La Tulipe is a venue I had visited once before. Actually, it’s one of my favorites. It offers the same intimate and encompassing atmosphere yet also feels like a hazy, dimly lit room. The surrounding chatter of the eager concert-goers mingling with the roaming band members only added to the welcoming aura the venue emitted. Although they hold less people, smaller venues will often allow the audience to interact with the artists they’ve come to see, which is something you’ll never experience in a venue as big as the Bell Centre.
The concert started with Stars in Stereo, who performed a quick, uplifting set that helped get things off to an exciting start. The venue wasn’t full but the crowd was by no means a disappointment, and eagerly moving along to the music Stars in Stereo performed.
There was a small delay as the second opening act, Young Guns, prepared their instruments and conducted a small sound check. The UK band explained that their tour bus was having problems on their way to the venue, causing the band to almost miss that night’s concert. Despite their slow start, the pace of the night was quickly regained with the help of the highly responsive crowd. Clearly, they had quite a few new fans there now. Most of the attendees were unable to respond by mimicking the lyrics so they responded to the music with their bodies instead. Young Guns played a number of songs, riling the crowd by urging them to clap, jump and sing along to given lyrics. They put on a satisfying and entertaining performance. Then, along came the main act. The reason everyone, along with myself came out to La Tulipe.

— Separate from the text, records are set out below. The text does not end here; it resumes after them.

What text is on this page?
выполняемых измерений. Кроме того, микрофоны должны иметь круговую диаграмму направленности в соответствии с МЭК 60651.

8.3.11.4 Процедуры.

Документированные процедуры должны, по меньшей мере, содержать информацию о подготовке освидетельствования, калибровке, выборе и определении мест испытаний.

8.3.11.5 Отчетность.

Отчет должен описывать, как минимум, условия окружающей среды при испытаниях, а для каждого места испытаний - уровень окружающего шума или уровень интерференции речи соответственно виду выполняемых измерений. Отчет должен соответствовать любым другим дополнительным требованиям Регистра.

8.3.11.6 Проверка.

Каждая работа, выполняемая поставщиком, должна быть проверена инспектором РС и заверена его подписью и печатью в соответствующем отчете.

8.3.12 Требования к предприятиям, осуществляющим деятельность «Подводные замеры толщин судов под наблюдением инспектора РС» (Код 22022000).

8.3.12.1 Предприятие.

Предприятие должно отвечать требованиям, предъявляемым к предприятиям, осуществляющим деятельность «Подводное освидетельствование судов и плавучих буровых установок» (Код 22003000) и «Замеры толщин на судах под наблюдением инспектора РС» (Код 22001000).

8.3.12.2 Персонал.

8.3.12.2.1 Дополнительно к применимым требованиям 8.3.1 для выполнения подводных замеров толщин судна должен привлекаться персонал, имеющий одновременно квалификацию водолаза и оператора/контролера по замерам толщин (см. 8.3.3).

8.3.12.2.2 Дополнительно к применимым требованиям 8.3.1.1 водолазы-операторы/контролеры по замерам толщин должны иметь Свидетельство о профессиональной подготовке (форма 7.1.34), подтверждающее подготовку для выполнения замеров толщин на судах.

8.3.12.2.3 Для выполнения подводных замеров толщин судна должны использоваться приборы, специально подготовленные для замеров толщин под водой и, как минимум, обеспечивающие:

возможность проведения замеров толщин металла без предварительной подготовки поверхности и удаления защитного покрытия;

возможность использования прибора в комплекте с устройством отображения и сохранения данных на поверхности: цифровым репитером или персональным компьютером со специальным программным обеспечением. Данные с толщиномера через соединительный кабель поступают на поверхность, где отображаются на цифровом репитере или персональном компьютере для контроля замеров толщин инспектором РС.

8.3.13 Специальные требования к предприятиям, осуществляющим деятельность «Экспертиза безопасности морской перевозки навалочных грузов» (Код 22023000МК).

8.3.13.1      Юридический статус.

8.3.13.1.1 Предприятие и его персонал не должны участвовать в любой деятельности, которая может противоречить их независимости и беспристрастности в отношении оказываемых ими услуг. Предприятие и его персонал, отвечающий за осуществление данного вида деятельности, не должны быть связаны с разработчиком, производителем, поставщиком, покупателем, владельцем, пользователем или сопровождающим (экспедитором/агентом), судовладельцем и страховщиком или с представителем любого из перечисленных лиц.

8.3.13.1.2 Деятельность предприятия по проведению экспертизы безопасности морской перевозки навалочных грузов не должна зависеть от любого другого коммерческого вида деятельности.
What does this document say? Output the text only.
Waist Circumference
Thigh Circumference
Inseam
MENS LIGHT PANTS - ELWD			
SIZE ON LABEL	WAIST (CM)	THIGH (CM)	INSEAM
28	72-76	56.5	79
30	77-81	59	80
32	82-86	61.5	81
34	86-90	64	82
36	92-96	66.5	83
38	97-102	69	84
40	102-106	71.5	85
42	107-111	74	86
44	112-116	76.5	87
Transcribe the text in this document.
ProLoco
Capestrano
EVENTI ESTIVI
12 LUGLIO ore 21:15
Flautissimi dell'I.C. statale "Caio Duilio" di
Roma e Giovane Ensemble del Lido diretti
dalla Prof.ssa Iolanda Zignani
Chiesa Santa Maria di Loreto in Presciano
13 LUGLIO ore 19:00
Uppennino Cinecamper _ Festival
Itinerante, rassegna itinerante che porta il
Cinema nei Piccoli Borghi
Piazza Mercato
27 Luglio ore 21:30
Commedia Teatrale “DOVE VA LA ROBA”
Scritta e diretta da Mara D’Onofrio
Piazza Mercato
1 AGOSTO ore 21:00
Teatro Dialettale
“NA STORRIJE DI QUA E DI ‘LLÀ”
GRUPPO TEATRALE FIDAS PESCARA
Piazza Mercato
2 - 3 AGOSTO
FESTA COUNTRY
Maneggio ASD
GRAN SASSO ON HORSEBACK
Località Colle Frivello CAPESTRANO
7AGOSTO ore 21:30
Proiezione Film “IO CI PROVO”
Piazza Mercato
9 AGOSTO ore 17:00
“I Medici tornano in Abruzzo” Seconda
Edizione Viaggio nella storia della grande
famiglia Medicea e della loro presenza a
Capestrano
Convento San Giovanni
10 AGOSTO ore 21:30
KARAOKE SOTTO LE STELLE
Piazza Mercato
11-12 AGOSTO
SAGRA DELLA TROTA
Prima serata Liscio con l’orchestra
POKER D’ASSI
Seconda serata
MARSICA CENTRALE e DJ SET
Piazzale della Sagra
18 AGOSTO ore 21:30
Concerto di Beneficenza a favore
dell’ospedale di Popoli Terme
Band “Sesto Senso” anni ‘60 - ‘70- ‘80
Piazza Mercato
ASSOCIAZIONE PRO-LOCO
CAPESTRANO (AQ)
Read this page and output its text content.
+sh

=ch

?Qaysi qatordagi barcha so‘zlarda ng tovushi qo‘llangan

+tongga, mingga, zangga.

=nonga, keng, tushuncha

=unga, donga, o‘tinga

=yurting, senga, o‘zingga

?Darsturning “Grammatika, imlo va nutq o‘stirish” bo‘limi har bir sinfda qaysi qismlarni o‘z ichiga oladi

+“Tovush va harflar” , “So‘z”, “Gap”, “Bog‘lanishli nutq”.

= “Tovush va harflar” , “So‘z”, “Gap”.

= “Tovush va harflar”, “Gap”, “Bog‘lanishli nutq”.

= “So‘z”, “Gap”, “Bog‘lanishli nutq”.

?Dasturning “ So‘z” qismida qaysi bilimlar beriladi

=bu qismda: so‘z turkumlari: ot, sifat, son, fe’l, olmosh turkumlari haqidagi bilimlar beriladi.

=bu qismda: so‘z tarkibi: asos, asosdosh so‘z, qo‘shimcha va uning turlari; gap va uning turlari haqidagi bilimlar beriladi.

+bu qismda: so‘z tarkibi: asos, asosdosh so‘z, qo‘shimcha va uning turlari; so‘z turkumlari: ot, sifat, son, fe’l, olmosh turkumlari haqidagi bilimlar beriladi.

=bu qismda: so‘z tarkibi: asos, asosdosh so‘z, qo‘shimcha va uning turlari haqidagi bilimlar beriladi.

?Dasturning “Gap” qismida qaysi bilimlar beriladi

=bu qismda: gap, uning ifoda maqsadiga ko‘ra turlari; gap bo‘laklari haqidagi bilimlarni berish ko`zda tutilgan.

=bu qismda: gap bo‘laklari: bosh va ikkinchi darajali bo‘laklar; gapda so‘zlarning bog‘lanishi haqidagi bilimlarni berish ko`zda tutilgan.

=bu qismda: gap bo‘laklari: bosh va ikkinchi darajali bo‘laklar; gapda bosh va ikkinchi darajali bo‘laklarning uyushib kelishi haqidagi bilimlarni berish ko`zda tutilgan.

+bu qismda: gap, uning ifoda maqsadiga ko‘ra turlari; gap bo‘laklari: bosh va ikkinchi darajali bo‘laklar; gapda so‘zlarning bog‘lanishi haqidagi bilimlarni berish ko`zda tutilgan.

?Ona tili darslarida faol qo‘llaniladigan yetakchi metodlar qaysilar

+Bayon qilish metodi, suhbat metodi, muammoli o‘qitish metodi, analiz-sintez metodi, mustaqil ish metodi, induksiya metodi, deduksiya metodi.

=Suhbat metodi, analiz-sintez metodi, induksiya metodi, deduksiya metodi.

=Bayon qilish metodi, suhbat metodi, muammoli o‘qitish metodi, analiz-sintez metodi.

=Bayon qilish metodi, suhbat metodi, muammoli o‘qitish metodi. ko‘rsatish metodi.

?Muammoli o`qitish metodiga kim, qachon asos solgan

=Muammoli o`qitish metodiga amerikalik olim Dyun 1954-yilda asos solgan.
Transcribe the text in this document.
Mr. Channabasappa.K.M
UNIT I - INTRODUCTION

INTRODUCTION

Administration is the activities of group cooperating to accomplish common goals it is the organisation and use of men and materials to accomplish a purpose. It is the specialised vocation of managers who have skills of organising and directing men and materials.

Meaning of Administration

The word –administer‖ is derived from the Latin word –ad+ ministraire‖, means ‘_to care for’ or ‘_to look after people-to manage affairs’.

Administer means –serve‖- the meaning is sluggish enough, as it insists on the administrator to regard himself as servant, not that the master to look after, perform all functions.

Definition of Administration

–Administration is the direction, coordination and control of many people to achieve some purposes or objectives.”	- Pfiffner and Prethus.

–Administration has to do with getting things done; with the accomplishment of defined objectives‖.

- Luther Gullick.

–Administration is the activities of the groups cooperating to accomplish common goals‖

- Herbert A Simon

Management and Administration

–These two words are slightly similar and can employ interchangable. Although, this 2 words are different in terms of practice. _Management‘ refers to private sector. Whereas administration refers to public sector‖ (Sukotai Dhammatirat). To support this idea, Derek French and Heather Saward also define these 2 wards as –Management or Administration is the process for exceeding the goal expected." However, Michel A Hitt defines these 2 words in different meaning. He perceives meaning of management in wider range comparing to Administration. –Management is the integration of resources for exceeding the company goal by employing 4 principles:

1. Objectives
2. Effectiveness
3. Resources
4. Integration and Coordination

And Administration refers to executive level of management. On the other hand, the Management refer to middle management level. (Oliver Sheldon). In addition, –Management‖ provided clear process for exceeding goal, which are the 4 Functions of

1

Once Young Guns said their farewells, I squeezed my way to the front of the crowd to get a closer view of the band everyone was so eagerly waiting to see. I waited anxiously along with the other concert-goers for You Me At Six’s appearance, and the crowd was feeling pretty tight. After tentatively waiting for several minutes, the band emerged quickly and suddenly, beginning the set with “Too Young To Feel This Old,” a song from their newly released album, Cavalier Youth. As the band got to work, so did the crowd, and all previous tenseness dissolved immediately. Voices, arms and spirits were raised as soon as You Me at Six took hold of the stage. Their inviting and energetic presence helped set the mood immediately, and by the end of the first song, the crowd was already engrossed.
The music was loud, the heavy drums and guitar almost drowning out the voice of frontman Josh Franceschi. Although some may have been disappointed by the diminished sound of the vocals, it helped give the sound that loud and angry feel that is You Me at Six. As the band carried on through their setlist, the intense head-banging, jumping, and, let’s face it, alcohol, kept the crowd engaged. Franceschi used the breaks between each song to interact with the Canadian crowd, using this time to applaud our energy and invoke even more intensity from us. There was however a severe lack of communication between the crowd and the other band members during their set, which was unfortunate.
You Me At Six not only enjoyed their time on stage, but tried their best to let the crowd enjoy their time as well, inviting stage divers and even opening a mosh pit. Prior to playing their ninth song of the night, “Cold Night”, Franceschi encouraged the crowd to introduce themselves to the strangers surrounding them, and then urged the crowd to sit upon each other’s shoulders and dissolve any disparities between the audience members. The crowd eagerly accepted the singer’s requests, mounting their friends’ shoulders and singing along to the song from a higher perspective.
A highlight of the set was their rendition of “Bite My Tongue”. Prior to playing, Josh Franceschi took a moment to relay a speech to the absorbent crowd, requesting us to put away our mobile phones and devices, and appreciate the show we were watching with our own eyes. “3 minutes” he said. “live in this moment, just for 3 minutes”. At that moment, You Me At Six displaced their crowd from the 21st century, and brought us back in time to the 90’s, a time where kids came to concerts because they enjoyed live music, and not because they were looking for an event to discuss on their social media. When You Me At Six went on to perform “Bite My Tongue” after their speech, they brought the crowd closely together, and everyone, sober or drunk, was yelling, indifferent to how loud or bad they sounded.
All in all, You Me at Six put on a performance that was unlike any I’ve experienced to this date, and is definitely a tour that is worth checking out. The show was a moment indifferent to who you were or what you looked like, and focused solely on what a concert is really about: the music.